Because so much of America’s economy is tourism, or nature-based (think hunting, fishing, birdwatching, river rafting, etc.), anything you leave on the table benefits the ecosystem and those industries. So by backing off and not pushing the envelope, you aren’t losing anything. And you are gaining reliability.

One example is in California’s Bay-Delta. Wet years leave more water on the table than we can extract, and as a result we now rely on those wet years to refresh the Bay-Delta and boost fish populations. If we were able to capture that water, as new dam proponents propose we do, we’d be killing off the only thing that is keeping our fisheries going. So we don’t want to build new dams—it isn’t good for the ecosystem or the economy (by the way, the dams are super expensive and usually funded with tax dollars, and managed by powerful bureaucracies that expand government forever—as a Republican you should be opposed to any new dams, which were a favorite socialist program of the New Deal). Unfortunately, bad hombres and nasty women keep proposing new dams, and suckering America’s politicians into buying them. These are huge liabilities. Huge.

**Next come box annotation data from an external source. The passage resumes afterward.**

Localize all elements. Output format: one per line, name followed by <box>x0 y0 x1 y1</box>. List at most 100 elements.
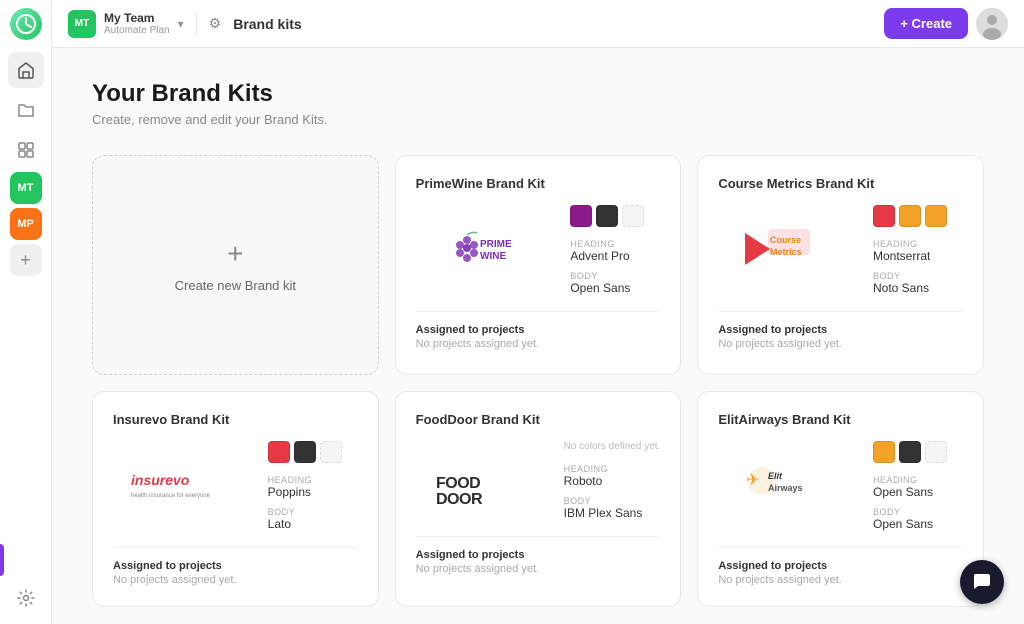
color-swatches-insurevo <box>268 441 358 463</box>
brand-kit-preview-elitairways: ✈ Elit Airways HEADING Op <box>718 441 963 531</box>
svg-text:FOOD: FOOD <box>436 475 480 492</box>
heading-font-group-ea: HEADING Open Sans <box>873 475 963 499</box>
assigned-label-cm: Assigned to projects <box>718 324 963 336</box>
color-swatch-ins-2 <box>294 441 316 463</box>
brand-kit-title-primewine: PrimeWine Brand Kit <box>416 176 661 191</box>
user-avatar[interactable] <box>976 8 1008 40</box>
main-container: MT My Team Automate Plan ▾ ⚙ Brand kits … <box>52 0 1024 624</box>
sidebar-active-indicator <box>0 544 4 576</box>
body-font-ins: Lato <box>268 517 358 531</box>
brand-info-fooddoor: No colors defined yet. HEADING Roboto BO… <box>564 441 661 520</box>
body-label-ea: BODY <box>873 507 963 517</box>
heading-label-primewine: HEADING <box>570 239 660 249</box>
page-title: Your Brand Kits <box>92 80 984 108</box>
svg-text:Course: Course <box>770 235 801 245</box>
app-logo[interactable] <box>10 8 42 40</box>
heading-label-fd: HEADING <box>564 464 661 474</box>
assigned-value-cm: No projects assigned yet. <box>718 338 963 350</box>
brand-kit-title-elitairways: ElitAirways Brand Kit <box>718 412 963 427</box>
sidebar: MT MP + <box>0 0 52 624</box>
assigned-value-ea: No projects assigned yet. <box>718 574 963 586</box>
body-label-primewine: BODY <box>570 271 660 281</box>
brand-kit-card-primewine[interactable]: PrimeWine Brand Kit <box>395 155 682 375</box>
brand-kit-title-fooddoor: FoodDoor Brand Kit <box>416 412 661 427</box>
brand-kit-title-insurevo: Insurevo Brand Kit <box>113 412 358 427</box>
page-settings-icon: ⚙ <box>209 15 222 32</box>
sidebar-settings-icon[interactable] <box>8 580 44 616</box>
heading-font-ea: Open Sans <box>873 485 963 499</box>
body-font-group-ins: BODY Lato <box>268 507 358 531</box>
create-button[interactable]: + Create <box>884 8 968 39</box>
brand-info-primewine: HEADING Advent Pro BODY Open Sans <box>570 205 660 295</box>
assigned-label-ins: Assigned to projects <box>113 560 358 572</box>
body-font-group-cm: BODY Noto Sans <box>873 271 963 295</box>
topbar-right: + Create <box>884 8 1008 40</box>
assigned-section-ea: Assigned to projects No projects assigne… <box>718 547 963 586</box>
brand-grid: + Create new Brand kit PrimeWine Brand K… <box>92 155 984 607</box>
sidebar-item-home[interactable] <box>8 52 44 88</box>
heading-font-group: HEADING Advent Pro <box>570 239 660 263</box>
brand-info-insurevo: HEADING Poppins BODY Lato <box>268 441 358 531</box>
svg-text:health insurance for everyone: health insurance for everyone <box>131 493 211 499</box>
body-font-ea: Open Sans <box>873 517 963 531</box>
brand-logo-fooddoor: FOOD DOOR <box>416 441 552 520</box>
color-swatch-cm-2 <box>899 205 921 227</box>
assigned-section-primewine: Assigned to projects No projects assigne… <box>416 311 661 350</box>
svg-text:Elit: Elit <box>768 471 783 481</box>
sidebar-item-folder[interactable] <box>8 92 44 128</box>
heading-font-ins: Poppins <box>268 485 358 499</box>
color-swatch-ea-1 <box>873 441 895 463</box>
heading-font-primewine: Advent Pro <box>570 249 660 263</box>
assigned-value-fd: No projects assigned yet. <box>416 563 661 575</box>
assigned-label-fd: Assigned to projects <box>416 549 661 561</box>
assigned-section-ins: Assigned to projects No projects assigne… <box>113 547 358 586</box>
heading-font-fd: Roboto <box>564 474 661 488</box>
brand-kit-card-insurevo[interactable]: Insurevo Brand Kit insurevo health insur… <box>92 391 379 607</box>
brand-logo-elitairways: ✈ Elit Airways <box>718 441 861 531</box>
color-swatch-cm-1 <box>873 205 895 227</box>
sidebar-avatar-mt[interactable]: MT <box>10 172 42 204</box>
team-selector[interactable]: MT My Team Automate Plan ▾ <box>68 10 184 38</box>
create-new-label: Create new Brand kit <box>175 278 296 293</box>
assigned-section-fd: Assigned to projects No projects assigne… <box>416 536 661 575</box>
brand-info-elitairways: HEADING Open Sans BODY Open Sans <box>873 441 963 531</box>
page-subtitle: Create, remove and edit your Brand Kits. <box>92 112 984 127</box>
sidebar-bottom <box>8 544 44 616</box>
body-font-group: BODY Open Sans <box>570 271 660 295</box>
sidebar-add-workspace[interactable]: + <box>10 244 42 276</box>
team-plan: Automate Plan <box>104 25 170 36</box>
brand-kit-preview-primewine: PRIME WINE HEADING Advent Pro <box>416 205 661 295</box>
team-name: My Team <box>104 11 170 25</box>
color-swatch-3 <box>622 205 644 227</box>
brand-logo-coursemetrics: Course Metrics <box>718 205 861 295</box>
color-swatch-ins-3 <box>320 441 342 463</box>
svg-text:DOOR: DOOR <box>436 491 483 506</box>
heading-label-cm: HEADING <box>873 239 963 249</box>
sidebar-avatar-mp[interactable]: MP <box>10 208 42 240</box>
body-font-group-ea: BODY Open Sans <box>873 507 963 531</box>
svg-text:WINE: WINE <box>480 251 506 262</box>
body-label-cm: BODY <box>873 271 963 281</box>
svg-text:insurevo: insurevo <box>131 472 190 488</box>
heading-font-group-ins: HEADING Poppins <box>268 475 358 499</box>
body-font-group-fd: BODY IBM Plex Sans <box>564 496 661 520</box>
assigned-value-primewine: No projects assigned yet. <box>416 338 661 350</box>
heading-font-group-cm: HEADING Montserrat <box>873 239 963 263</box>
sidebar-item-grid[interactable] <box>8 132 44 168</box>
color-swatch-1 <box>570 205 592 227</box>
heading-label-ins: HEADING <box>268 475 358 485</box>
heading-label-ea: HEADING <box>873 475 963 485</box>
brand-kit-title-coursemetrics: Course Metrics Brand Kit <box>718 176 963 191</box>
svg-text:PRIME: PRIME <box>480 239 512 250</box>
brand-kit-card-elitairways[interactable]: ElitAirways Brand Kit ✈ Elit Airways <box>697 391 984 607</box>
color-swatches-primewine <box>570 205 660 227</box>
color-swatch-ea-3 <box>925 441 947 463</box>
brand-kit-card-coursemetrics[interactable]: Course Metrics Brand Kit Course Metrics <box>697 155 984 375</box>
brand-kit-card-fooddoor[interactable]: FoodDoor Brand Kit FOOD DOOR No colors d… <box>395 391 682 607</box>
create-new-brand-kit-card[interactable]: + Create new Brand kit <box>92 155 379 375</box>
team-info: My Team Automate Plan <box>104 11 170 36</box>
color-swatches-coursemetrics <box>873 205 963 227</box>
chat-button[interactable] <box>960 560 1004 604</box>
color-swatch-2 <box>596 205 618 227</box>
body-label-fd: BODY <box>564 496 661 506</box>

The obvious question is: well, how do we know how far to back off? We can’t extract everything, and we can’t extract nothing. Where is the line we shouldn’t cross?

Well, luckily, there are many laws and regulations, based on scientific research, that give us a great starting point. Let’s use those whenever we can to maintain stability in our extractive economy. Unfortunately—especially in relation to private lands—often we don’t have strong laws to guide us. You mostly don’t need to worry about that at the federal level, unless you want to throw some incentives at scientific research, management experiments, and support state-level efforts to limit development. Because it is additional development that creates that bubble I was talking about.

The Great Recession was started by the housing bubble—inadequate regulations allowed investors to push the envelope too far. The collapse of the timber and fishing industries is no different.
People hovering around you like vultures will be telling you to remove as many restrictions on extractive industries as possible. These individuals trying to make a quick buck off of America are blind to long term gains. Don’t listen to them. Those establishment politicians got us into this mess, and now we have to make America great again. Let the professional land managers and scientists guide natural resources policy, and guide us to healthy ecosystems, a resilient economy, and prosperity. You’ve got professionals—use them! And trust them—especially when it comes to climate policy.


Don’t be afraid to buck the party line and think for yourself on this one.